Paul Krugman is not alone in wanting to hide from reality by changing the manner in which debt is evaluated. He wants to quit comparing our debt to our GDP because the proportion is now reaching 100% and is beginning to frighten people so, as I mentioned yesterday, he wants to talk about debt as a proportion of potential of GDP, which brings the percentage down to… Well, it’s hard to tell, because the heading of his chart is unintelligible. The left side is labeled “(Bil of $/Bil of $)” and runs from 0.24 at the bottom to 0.38 at the top.
The percentage of potential GDP is, presumably, lower than the percentage of actual GDP. Further, since economists can create the potential GDP number out of thin air, using that number has the possibility to keep us borrowing money for decades.

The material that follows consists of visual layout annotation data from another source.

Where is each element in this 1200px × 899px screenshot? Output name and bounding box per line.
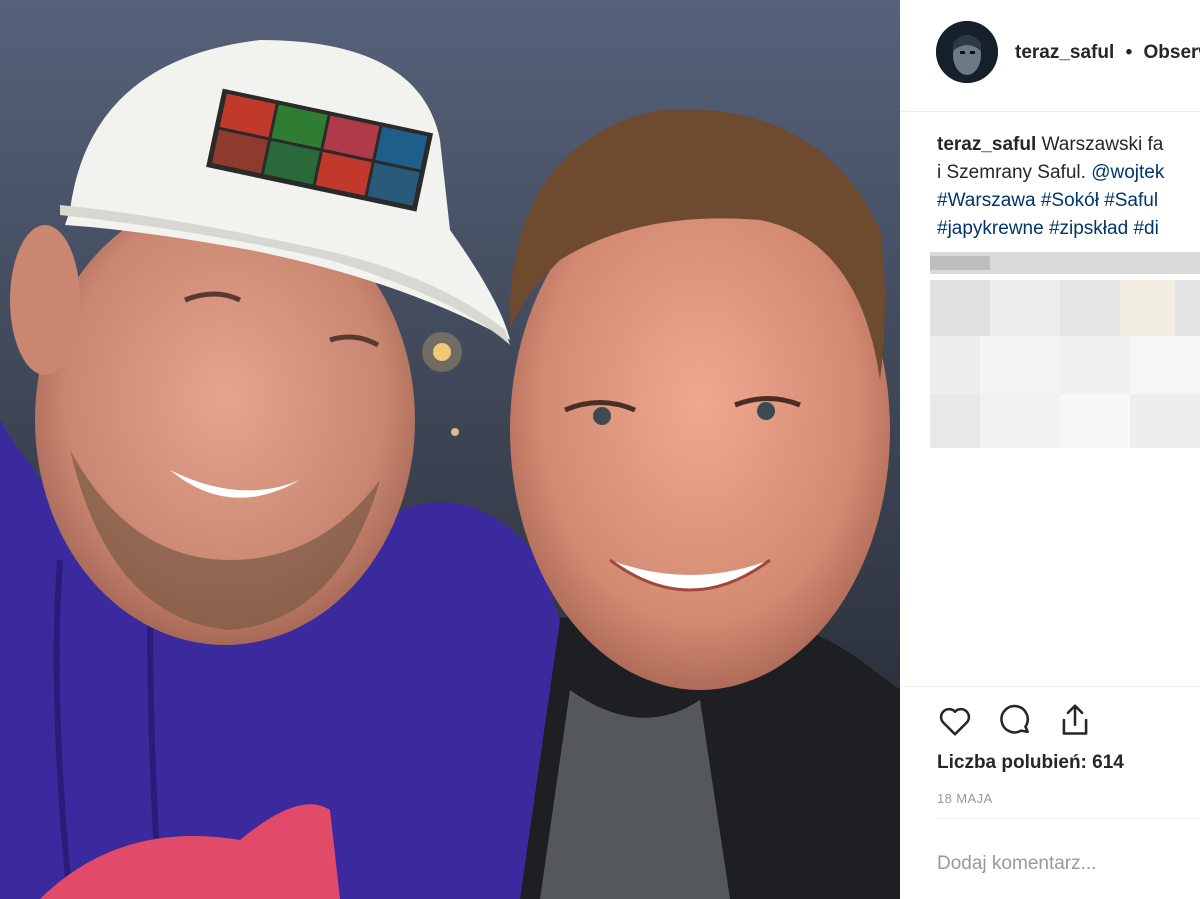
post-date[interactable]: 18 MAJA xyxy=(937,791,993,806)
avatar[interactable] xyxy=(936,21,998,83)
caption-text-2: i Szemrany Saful. xyxy=(937,162,1086,183)
caption-mention[interactable]: @wojtek xyxy=(1091,162,1164,183)
action-bar xyxy=(900,686,1200,736)
photo-illustration xyxy=(0,0,900,899)
heart-icon[interactable] xyxy=(936,701,974,744)
caption-hashtags-2[interactable]: #japykrewne #zipskład #di xyxy=(937,215,1200,243)
follow-button[interactable]: Obserwuj xyxy=(1144,42,1200,63)
likes-count[interactable]: Liczba polubień: 614 xyxy=(937,752,1124,774)
caption-text-1: Warszawski fa xyxy=(1041,134,1164,155)
post-photo[interactable] xyxy=(0,0,900,899)
post-caption: teraz_saful Warszawski fa i Szemrany Saf… xyxy=(937,131,1200,243)
header-username[interactable]: teraz_saful xyxy=(1015,42,1114,63)
comment-bar xyxy=(937,818,1200,899)
blurred-comments xyxy=(930,252,1200,448)
comment-input[interactable] xyxy=(937,849,1200,879)
post-header: teraz_saful • Obserwuj xyxy=(900,0,1200,112)
caption-hashtags-1[interactable]: #Warszawa #Sokół #Saful xyxy=(937,187,1200,215)
avatar-image xyxy=(936,21,998,83)
post-side-panel: teraz_saful • Obserwuj teraz_saful Warsz… xyxy=(900,0,1200,899)
caption-line-2: i Szemrany Saful. @wojtek xyxy=(937,159,1200,187)
header-user: teraz_saful • Obserwuj xyxy=(1015,42,1200,64)
caption-line-1: teraz_saful Warszawski fa xyxy=(937,131,1200,159)
share-upload-icon[interactable] xyxy=(1056,701,1094,744)
caption-username[interactable]: teraz_saful xyxy=(937,134,1036,155)
comment-bubble-icon[interactable] xyxy=(996,701,1034,744)
header-separator: • xyxy=(1125,42,1133,63)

The pitfall of this, of course, is that if actual GDP is that far below our potential GDP then we have not recovered from the recession, are therefor in a recession, and no one wants to admit we are in a recession. Krugman and company blithely ignore that.
Dean Baker ran into difficulty in discussing Japan in a piece unabashedly titled “The Burden of the Debt Depends on How You Measure It,” though, because Japan’s debt is already 200% of GDP and nobody can really pretend that they are functioning below capacity. So he outdoes Krugman by ignoring amount of debt altogether and simply discussing interest on their debt as a ratio to their GDP. They are, he says, in great shape because the interest on their debt is at a low rate and their interest payments are low as a percentage of GDP.
By that standard you, with your $50,000 annual salary, can buy a $20 million house, because you work for Microsoft and the interest payments on your house will be less than 1% of Microsoft’s annual revenue. They will be well over twice your entire annual salary, but Dean Baker doesn’t care about that.